Senate Judiciary Committee Approves IPR Enforcement Bill
September 18, 2008
Its key provisions would authorize the Attorney General to enforce civil copyright laws and the creation of ‘IP Czar’ charged with developing a joint strategy for combating counterfeiting and IP infringement.
By authorizing the Attorney General to enforce copyright laws, the Act would allow the Department of Justice to bring civil actions on behalf of private parties, many of whom do not have the resources to go after domestic and international counterfeiters. It also doubles the minimum statutory penalties for copyright violations.
At the FBI, the Act would create a special unit to handle complex IP violations arising from organized crime and combat infringement over the internet by expanding the Computer Crime Enforcement Act of 2000.
The ‘IP Czar,’ or Intellectual Property Enforcement Coordinator, created by the bill would chair an interagency advisory committee charged with developing a joint strategy on combating piracy and counterfeiting. The committee members would be appointed by the heads of all relevant agencies, including the Office of Management and Budget, Department of Justices, Food and Drug Administration, U.S. Trade Representative, etc.
The objectives of the joint strategic plan produced by the advisory committee include the following (partial list):
- Reducing counterfeit and pirated goods in the domestic and international supply chain.
- Identifying and addressing structural weaknesses, systemic flaws, or other unjustified impediments to effective enforcement action against the financing, trafficking, production, or sale of counterfeit or pirated goods.
- Ensuring that information is identified and shared among the relevant departments to the extent permitted by law.
- Strengthening the capacity of other countries to protect and enforce intellectual property rights.
- Working with other countries to establish international standards and polices for the effective protection of IP.
- Protect IPR overseas by building a formal process for consulting with companies, industry associations, labor unions and other interested groups in other countries.
This Strategic Plan is to be submitted to Congress no later than 12 months after the enactment of the Act, and not later than December 31 of every third year thereafter. In addition to the Strategic Plan, the advisory committee will be required to submit to Congress an annual report analyzing the progress made toward the objectives set forth in the Strategic Plan.

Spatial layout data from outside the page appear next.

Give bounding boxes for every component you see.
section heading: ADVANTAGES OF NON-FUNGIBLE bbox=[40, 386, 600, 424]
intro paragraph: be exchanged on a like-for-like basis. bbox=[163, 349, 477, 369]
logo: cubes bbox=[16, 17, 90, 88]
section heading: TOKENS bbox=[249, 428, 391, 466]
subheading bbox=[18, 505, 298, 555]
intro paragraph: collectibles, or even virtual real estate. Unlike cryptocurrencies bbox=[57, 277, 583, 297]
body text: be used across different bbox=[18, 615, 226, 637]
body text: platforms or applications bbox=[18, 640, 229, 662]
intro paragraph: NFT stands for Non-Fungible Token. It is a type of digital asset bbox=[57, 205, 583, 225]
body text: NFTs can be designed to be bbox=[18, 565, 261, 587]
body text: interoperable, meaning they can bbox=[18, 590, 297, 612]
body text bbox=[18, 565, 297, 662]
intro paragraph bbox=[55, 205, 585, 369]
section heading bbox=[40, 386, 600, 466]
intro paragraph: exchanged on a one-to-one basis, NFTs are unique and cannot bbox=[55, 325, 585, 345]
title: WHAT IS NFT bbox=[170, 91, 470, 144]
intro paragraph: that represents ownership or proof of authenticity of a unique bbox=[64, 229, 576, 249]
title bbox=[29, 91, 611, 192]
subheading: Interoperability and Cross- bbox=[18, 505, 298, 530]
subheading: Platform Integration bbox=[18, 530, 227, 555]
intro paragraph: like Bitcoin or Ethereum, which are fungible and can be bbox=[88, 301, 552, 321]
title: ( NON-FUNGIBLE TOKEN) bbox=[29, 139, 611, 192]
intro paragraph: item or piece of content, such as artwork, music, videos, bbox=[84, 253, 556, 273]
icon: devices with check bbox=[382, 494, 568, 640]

Internationally, the Act calls for the deployment of 5 additional IP Enforcement Coordinators to countries and regions where they can pursue the interests of the Strategic Plan. These Enforcement Coordinators will act as liaisons with foreign law agencies, perform outreach and training to build enforcement capacity in host countries, and coordinate US enforcement activities in their country/region.
In related news, Senator Baucus (D-Mt.) introduced a bill to improve the international protection and enforcement of intellectual property rights (S. 3464), on
It is unclear what action the Baucus bill will see this congress, or if it will be enrolled as part of another bill, but S. 3325 has been placed on the Senate calendar and is likely to receive a vote before the end of this session.